El procedimiento de "optimización" de las multinacionales saltó a la luz hace casi un año con el escándalo 'LuxLeaks', de evasión fiscal masiva a través de acuerdos fiscales anticipados, o 'tax rulling', con Luxemburgo.

Las revelaciones en el origen del escándalo opacaron en noviembre pasado los primeros días en funciones del presidente de la Comisión Europea, Jean-Claude Juncker, que fue primer ministro de Luxemburgo durante casi 20 años.

Bajo su gobierno, el Gran Ducado firmó numerosos acuerdos fiscales con las multinacionales. Estos acuerdos son una práctica legal, pero polémica, ya que permiten a las multinacionales tributar muy poco por los grandes beneficios que consiguen a menudo en otros países con leyes menos favorables para sus intereses.

El "acuerdo político" alcanzado este martes entre los 28 ministros se traducirá en una directiva (ley) europea para el intercambio de informaciones que entrará en vigor el 1 de enero de 2017. El acuerdo prevé una retroactividad de cinco años (hasta el 1 de enero de 2012) para todos los acuerdos aún vigentes y de tres años para los que ya no están en vigor. Esto significa que los pactos pasados en esas fechas entre algunas de las multinacionales más importantes y los Estados deberán ser notificados a los otros miembros del bloque.

- La confidencialidad, clave -

"Nada será público. La Comisión tiene la responsabilidad de garantizar la confidencialidad", indicó en conferencia de prensa el comisario europeo de Asuntos Económicos, Pierre Moscovici. "Decidimos no tener una transparencia pública sino intercambiar entre las administraciones, y esto se respetará", añadió. "La confidencialidad es clave", dijo.

Eva Joly, vicepresidenta de la Comisión Especial Impuestos del Parlamento Europeo, lamentó que el acuerdo alcanzado fuera menos ambicioso que lo anunciado hace un año. "Las limitaciones que lograron los Estados miembros, que [la comunicación de los acuerdos] sea anónima y la imposibilidad de utilizar las informaciones obtenidas, constituyen para la Comisión una prohibición de actuar", dijo.

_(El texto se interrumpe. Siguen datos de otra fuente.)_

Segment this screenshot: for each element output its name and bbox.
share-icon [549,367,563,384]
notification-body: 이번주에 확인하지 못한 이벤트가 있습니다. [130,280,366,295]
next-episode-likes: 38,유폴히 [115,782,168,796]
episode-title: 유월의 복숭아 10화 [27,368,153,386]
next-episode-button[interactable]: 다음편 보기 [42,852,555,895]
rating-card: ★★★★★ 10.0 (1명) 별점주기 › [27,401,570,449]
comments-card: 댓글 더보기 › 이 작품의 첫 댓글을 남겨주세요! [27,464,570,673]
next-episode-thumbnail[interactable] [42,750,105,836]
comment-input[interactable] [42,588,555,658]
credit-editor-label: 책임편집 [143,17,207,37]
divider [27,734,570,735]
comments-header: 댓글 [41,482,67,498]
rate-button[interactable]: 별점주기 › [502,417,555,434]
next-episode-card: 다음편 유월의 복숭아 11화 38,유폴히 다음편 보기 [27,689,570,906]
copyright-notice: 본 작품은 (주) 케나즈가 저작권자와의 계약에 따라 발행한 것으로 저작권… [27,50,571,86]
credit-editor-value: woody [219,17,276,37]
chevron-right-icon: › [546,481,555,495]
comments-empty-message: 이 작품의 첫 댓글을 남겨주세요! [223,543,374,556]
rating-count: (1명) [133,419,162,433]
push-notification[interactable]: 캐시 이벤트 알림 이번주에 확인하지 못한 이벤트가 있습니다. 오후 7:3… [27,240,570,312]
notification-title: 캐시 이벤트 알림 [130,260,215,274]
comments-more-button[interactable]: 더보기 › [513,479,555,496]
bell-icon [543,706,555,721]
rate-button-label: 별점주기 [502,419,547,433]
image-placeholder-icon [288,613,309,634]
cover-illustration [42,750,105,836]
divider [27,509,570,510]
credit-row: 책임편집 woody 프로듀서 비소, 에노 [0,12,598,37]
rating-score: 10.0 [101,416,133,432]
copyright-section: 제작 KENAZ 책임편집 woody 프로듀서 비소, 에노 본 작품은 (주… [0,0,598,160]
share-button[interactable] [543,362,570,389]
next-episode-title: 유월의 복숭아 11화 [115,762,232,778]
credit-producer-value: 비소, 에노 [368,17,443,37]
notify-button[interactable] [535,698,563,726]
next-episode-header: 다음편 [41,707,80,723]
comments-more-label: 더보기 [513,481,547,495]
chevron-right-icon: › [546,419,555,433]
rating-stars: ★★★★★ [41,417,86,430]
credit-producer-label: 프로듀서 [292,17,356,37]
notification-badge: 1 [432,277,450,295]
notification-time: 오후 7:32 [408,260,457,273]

El proyecto debe aún ser adoptado por el Parlamento Europeo y su éxito no está aún asegurado. Las negociaciones continuarán, así como las críticas.

"Ahora tenemos básicamente la continuidad de este sistema secreto. La administración fiscal en Europa tendrá una mejor fotografía pero no podrán denunciar los acuerdos fiscales alcanzados en otros países", dijo a AFP Tove Ryding, especialista de fiscalidad para la ONG Eurodad. "No creemos que se obligue a las multinacionales a pagar más impuestos en Europa", agregó destacando que los acuerdos serán "secretos para el público". "No se nos permitirá saber cuánto pagan las multinacionales", lamentó.

El acuerdo alcanzado entre los 28 interviene al día siguiente de que la OCDE, el club de economías desarrolladas, anunciara el lunes un muy esperado plan para eliminar los vacíos jurídicos que permiten a las multinacionales evitar impuestos en los países donde operan y que privan a los erarios de por lo menos 100.000 millones de dólares al año. La OCDE calcula que esta "optimización fiscal" ocasiona a los erarios públicos una pérdida recaudatoria de 100.000 millones a 240.000 millones de dólares al año, o de un 4% a un 10% de los impuestos corporativos.